Kannon Shanmugam, an attorney with the firm Williams & Connolly, argued that after Santander purchased CitiFinancial’s loan portfolio, it no longer qualified as a debt collector because lenders who initiate and collect their own loans are exempt from regulations under FDCPA.

“Notably, at the point at which we acquired essentially the remainder of [CitiFinancial’s] auto lending business, we really stepped into [CitiFinancial’s] shoes in a practically significant way,” Shanmugam said. “At that point, we took over the business and it was as if we were the original creditor.”

Chief Justice John Roberts did not appear convinced.

“But you were an entirely different business than the person in whose shoes you stepped,” Roberts said. “I don’t see that.

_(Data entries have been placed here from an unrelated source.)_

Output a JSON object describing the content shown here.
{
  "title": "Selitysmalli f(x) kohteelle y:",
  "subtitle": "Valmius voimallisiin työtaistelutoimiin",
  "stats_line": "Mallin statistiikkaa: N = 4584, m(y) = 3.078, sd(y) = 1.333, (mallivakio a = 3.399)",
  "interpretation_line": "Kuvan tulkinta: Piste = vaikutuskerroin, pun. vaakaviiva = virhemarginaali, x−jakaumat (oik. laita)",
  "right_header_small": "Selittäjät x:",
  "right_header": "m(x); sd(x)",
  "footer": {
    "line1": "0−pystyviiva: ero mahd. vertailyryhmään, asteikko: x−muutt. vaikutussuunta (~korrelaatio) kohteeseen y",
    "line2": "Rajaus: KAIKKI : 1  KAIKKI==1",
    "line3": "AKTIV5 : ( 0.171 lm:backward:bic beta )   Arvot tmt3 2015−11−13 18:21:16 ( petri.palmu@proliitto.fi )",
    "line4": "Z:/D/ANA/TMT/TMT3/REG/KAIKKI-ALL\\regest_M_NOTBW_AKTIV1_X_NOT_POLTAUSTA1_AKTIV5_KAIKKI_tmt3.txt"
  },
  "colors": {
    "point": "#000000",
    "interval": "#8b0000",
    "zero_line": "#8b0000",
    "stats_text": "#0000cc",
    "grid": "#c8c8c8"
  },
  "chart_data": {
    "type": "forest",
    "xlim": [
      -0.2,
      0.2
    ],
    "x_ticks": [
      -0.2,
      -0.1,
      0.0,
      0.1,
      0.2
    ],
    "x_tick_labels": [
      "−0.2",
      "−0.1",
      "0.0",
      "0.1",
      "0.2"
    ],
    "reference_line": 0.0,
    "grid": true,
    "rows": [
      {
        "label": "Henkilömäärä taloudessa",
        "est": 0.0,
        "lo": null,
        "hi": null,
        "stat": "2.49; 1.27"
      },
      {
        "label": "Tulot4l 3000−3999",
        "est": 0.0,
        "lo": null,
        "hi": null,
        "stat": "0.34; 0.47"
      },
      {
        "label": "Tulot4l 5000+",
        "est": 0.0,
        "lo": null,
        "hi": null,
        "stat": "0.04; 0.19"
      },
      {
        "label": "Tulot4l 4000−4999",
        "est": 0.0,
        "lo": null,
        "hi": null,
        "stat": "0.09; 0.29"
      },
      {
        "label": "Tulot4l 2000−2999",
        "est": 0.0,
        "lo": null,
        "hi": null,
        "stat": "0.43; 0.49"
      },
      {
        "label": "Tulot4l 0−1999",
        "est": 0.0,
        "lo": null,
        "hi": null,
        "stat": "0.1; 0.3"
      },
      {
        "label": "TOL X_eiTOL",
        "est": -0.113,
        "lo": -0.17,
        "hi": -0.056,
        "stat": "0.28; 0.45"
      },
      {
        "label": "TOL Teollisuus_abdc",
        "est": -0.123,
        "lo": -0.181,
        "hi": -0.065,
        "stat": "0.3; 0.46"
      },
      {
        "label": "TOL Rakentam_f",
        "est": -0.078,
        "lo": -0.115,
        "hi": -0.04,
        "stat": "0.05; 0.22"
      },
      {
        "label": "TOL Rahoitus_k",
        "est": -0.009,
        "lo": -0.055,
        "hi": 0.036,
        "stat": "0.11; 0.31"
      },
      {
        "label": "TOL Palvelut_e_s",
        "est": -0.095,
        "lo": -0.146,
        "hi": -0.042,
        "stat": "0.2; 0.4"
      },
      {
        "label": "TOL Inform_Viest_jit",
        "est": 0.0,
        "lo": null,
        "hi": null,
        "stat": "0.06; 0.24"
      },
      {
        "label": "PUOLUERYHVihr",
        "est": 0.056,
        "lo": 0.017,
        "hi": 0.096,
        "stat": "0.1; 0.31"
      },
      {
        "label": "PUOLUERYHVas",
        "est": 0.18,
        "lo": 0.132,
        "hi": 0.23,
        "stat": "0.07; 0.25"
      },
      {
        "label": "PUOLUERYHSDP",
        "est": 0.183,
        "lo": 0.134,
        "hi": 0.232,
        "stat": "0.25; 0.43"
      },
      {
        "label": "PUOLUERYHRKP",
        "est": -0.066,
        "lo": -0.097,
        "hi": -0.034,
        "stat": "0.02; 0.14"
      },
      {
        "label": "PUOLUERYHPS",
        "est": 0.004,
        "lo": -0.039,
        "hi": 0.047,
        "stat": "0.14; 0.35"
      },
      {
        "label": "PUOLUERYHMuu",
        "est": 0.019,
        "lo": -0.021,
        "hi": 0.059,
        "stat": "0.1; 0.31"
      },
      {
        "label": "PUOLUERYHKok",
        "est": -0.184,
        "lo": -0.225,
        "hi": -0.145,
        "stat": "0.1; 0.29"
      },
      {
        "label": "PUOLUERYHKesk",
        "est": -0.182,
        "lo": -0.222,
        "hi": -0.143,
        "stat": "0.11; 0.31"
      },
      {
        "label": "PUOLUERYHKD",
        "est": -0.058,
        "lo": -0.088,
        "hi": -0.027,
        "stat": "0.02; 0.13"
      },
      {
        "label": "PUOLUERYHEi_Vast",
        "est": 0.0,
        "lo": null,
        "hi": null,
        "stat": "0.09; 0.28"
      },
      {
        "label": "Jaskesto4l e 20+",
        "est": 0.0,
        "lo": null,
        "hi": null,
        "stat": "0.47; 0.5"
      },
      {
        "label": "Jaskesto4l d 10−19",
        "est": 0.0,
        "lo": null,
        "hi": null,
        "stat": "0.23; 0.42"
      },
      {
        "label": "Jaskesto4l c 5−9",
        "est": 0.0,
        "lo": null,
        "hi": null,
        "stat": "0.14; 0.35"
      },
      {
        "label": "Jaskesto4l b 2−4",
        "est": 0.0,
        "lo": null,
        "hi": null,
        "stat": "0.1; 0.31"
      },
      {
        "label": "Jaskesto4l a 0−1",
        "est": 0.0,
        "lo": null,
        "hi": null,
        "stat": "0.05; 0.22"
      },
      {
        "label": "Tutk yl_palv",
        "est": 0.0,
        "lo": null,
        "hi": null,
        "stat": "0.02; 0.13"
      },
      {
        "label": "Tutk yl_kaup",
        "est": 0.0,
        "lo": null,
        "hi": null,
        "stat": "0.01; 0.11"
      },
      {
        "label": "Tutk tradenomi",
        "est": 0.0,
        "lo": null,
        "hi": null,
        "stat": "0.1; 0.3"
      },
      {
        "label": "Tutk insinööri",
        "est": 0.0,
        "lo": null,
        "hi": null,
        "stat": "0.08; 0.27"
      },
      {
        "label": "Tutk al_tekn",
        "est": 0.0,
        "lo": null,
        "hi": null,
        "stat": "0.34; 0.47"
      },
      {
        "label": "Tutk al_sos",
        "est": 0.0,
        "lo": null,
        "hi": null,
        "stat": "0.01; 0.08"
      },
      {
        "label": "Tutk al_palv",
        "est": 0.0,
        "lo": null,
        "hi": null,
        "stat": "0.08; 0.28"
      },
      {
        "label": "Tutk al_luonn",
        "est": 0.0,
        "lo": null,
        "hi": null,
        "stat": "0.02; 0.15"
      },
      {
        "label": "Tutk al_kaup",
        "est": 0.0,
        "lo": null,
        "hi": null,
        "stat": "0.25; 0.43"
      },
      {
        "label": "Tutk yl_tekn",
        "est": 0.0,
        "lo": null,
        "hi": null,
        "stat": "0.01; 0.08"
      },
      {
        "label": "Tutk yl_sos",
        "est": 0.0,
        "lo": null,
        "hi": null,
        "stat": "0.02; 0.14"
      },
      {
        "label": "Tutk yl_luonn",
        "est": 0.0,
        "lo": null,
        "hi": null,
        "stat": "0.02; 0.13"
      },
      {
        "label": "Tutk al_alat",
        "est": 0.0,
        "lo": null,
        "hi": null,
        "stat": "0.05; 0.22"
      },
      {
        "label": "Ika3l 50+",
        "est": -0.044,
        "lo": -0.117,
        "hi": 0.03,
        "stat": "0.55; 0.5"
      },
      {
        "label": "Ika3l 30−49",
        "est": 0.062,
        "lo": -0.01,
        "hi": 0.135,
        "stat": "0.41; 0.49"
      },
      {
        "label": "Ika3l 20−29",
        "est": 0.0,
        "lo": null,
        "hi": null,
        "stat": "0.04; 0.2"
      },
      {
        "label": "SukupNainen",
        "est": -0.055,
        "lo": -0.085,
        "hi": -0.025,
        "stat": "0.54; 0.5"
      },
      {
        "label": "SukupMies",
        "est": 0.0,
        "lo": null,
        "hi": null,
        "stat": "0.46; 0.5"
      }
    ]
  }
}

And they’ve already got the loans. I don’t see why you have the same incentives to maintain their goodwill.”

However, Santander overcame Roberts’ skepticism, as the Supreme Court ruled unanimously Monday that it can collect debts that it bought without triggering the FDCPA’s constraints on debt collectors.

In his first opinion for the high court since being confirmed in April, Justice Neil Gorsuch narrowed the underlying question: “Does the Act treat the debt purchaser … more like the repo man or the loan originator?”

“All that matters is whether the target of the lawsuit regularly seeks to collect debts for its own account or does so for ‘another,’” Gorsuch wrote. “And given that, it would seem a debt purchaser like Santander may indeed collect debts for its own account without triggering the statutory definition in dispute, just as the Fourth Circuit explained.”

The Supreme Court’s decision hinged on the fact that the FDCPA defines debt collectors as those who regularly try to collect debts “owed [to] another.”

“For while the statute surely excludes from the debt collector definition certain persons who acquire a debt before default, it doesn’t necessarily follow that the definition must include anyone who regularly collects debts acquired after default,” the opinion states. “After all and again, under the definition at issue before us you have to attempt to collect debts owed another before you can ever qualify as a debt collector.” (Emphasis in original.)

The plaintiffs in the case argued that if Congress had been aware of defaulted debt buyers like Santander when it enacted the law, it would have treated them like traditional debt collectors.

Gorsuch rejected the argument and took the opportunity to explain the court’s role.

“While it is of course our job to apply faithfully the law Congress has written, it is never our job to rewrite a constitutionally valid statutory text under the banner of speculation about what Congress might have done had it faced a question that, on everyone’s account, it never faced,” he wrote.